If Anne Frank were alive, June 12th would have been her 83rd birthday. What makes this day even more eventful is the birthday present she received from her father 70 years ago.
The gift forever known as the “Diary of Anne Frank”, was given to her just two weeks before she and her family were forced to go into hiding during the Nazi occupation of The Netherlands during World War II.
Her memoirs are not unfamiliar, given the worldwide acclaim of the 1942 book based upon her daily entries while living in secrecy in Amsterdam. In fact, “The Diary of a Young Girl” is considered to be one of the most important books of the 20th century and has been published in over 60 languages. The story of her life has also been re-created into a Pulitzer Prize winning play, two films, a British television mini-series and an opera.
For more than two years, Anne Frank and her family lived in secrecy behind a home along the Prisengracht Canal, and just a short walk from the city’s Westerkerk (western church.) Along with the Frank family – her father Otto, her mother Edith and older sister Margot, four other Jewish refugees lived together in the secret annex. During that span of time, the occupants were able to obtain clothing and food from the handful of friends who knew about the sealed off hideout and sheltered them from Nazi oppression. Following an anonymous tip of the location of the hideout, the refugees were all arrested by a Nazi police force and subsequently transferred to Nazi death camps. Of the eight people who lived in the secret annex, only Anne’s father, Otto was able to survive the Holocaust and later published his youngest daughter’s diary. Anne and her sister were among tens of thousands of people who died of typhus at the Bergen-Belsen concentration camp in Northern Germany. Her mother died from starvation at the infamous Auschwitz concentration camp in Poland in January 1945. Sadly for Anne and Margo, they died just one month before the camp was liberated by the British Army on April 15, 1945. Fifteen days later, Adolf Hitler committed suicide in Berlin and Nazi Germany officially surrendered to the allied forces on May 8, 1945
Today the secret annex is now part of the Anne Frank Museum and although photographs of the annex may not be taken, is open to visitors. Anne Frank’s original first diary is on display at the museum, in addition to several historical exhibits, which include first edition copies from other countries. The museum website also features a 3D rendering of the secret annex. Unfortunately the famous Anne Frank chestnut tree that she often wrote about in her diary was blown down by high winds two years ago.
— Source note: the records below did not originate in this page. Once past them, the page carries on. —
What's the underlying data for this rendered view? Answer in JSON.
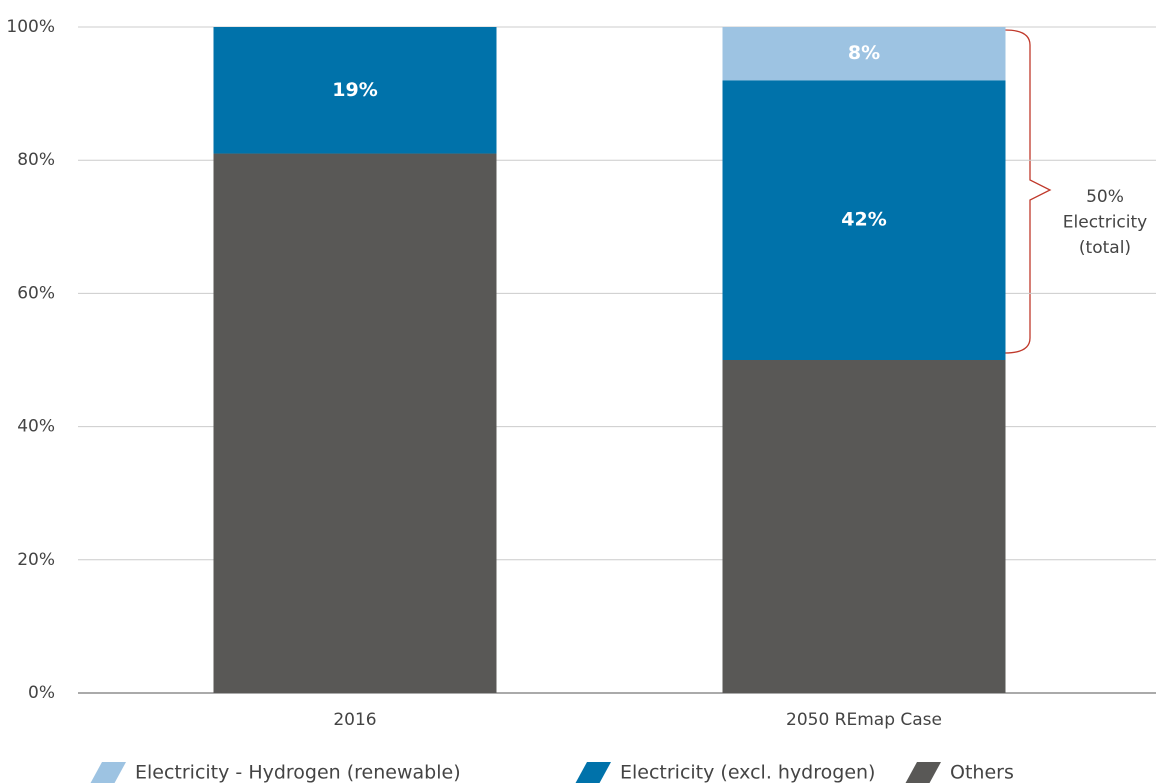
{
  "chart_data": {
    "type": "stacked_bar",
    "categories": [
      "2016",
      "2050 REmap Case"
    ],
    "series": [
      {
        "name": "Electricity - Hydrogen (renewable)",
        "color": "#9dc3e2",
        "values": [
          null,
          8
        ],
        "value_labels": [
          null,
          "8%"
        ]
      },
      {
        "name": "Electricity (excl. hydrogen)",
        "color": "#0072aa",
        "values": [
          19,
          42
        ],
        "value_labels": [
          "19%",
          "42%"
        ]
      },
      {
        "name": "Others",
        "color": "#595856",
        "values": [
          81,
          50
        ]
      }
    ],
    "ylim": [
      0,
      100
    ],
    "yticks": [
      {
        "value": 0,
        "label": "0%"
      },
      {
        "value": 20,
        "label": "20%"
      },
      {
        "value": 40,
        "label": "40%"
      },
      {
        "value": 60,
        "label": "60%"
      },
      {
        "value": 80,
        "label": "80%"
      },
      {
        "value": 100,
        "label": "100%"
      }
    ],
    "grid": true,
    "legend": "bottom",
    "annotation": [
      "50%",
      "Electricity",
      "(total)"
    ]
  }
}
Despite her tragic death, Anne Frank leaves a lasting legacy and a reminder of the shocking atrocities of the Nazis, who may have killed up to an estimated 17 million people. Her legacy is one of inspiration and courage, with the hope that the world will live in peace and never see another Holocaust. As she once wrote in her diary, “How wonderful it is that nobody need wait a single moment before starting to improve the world.”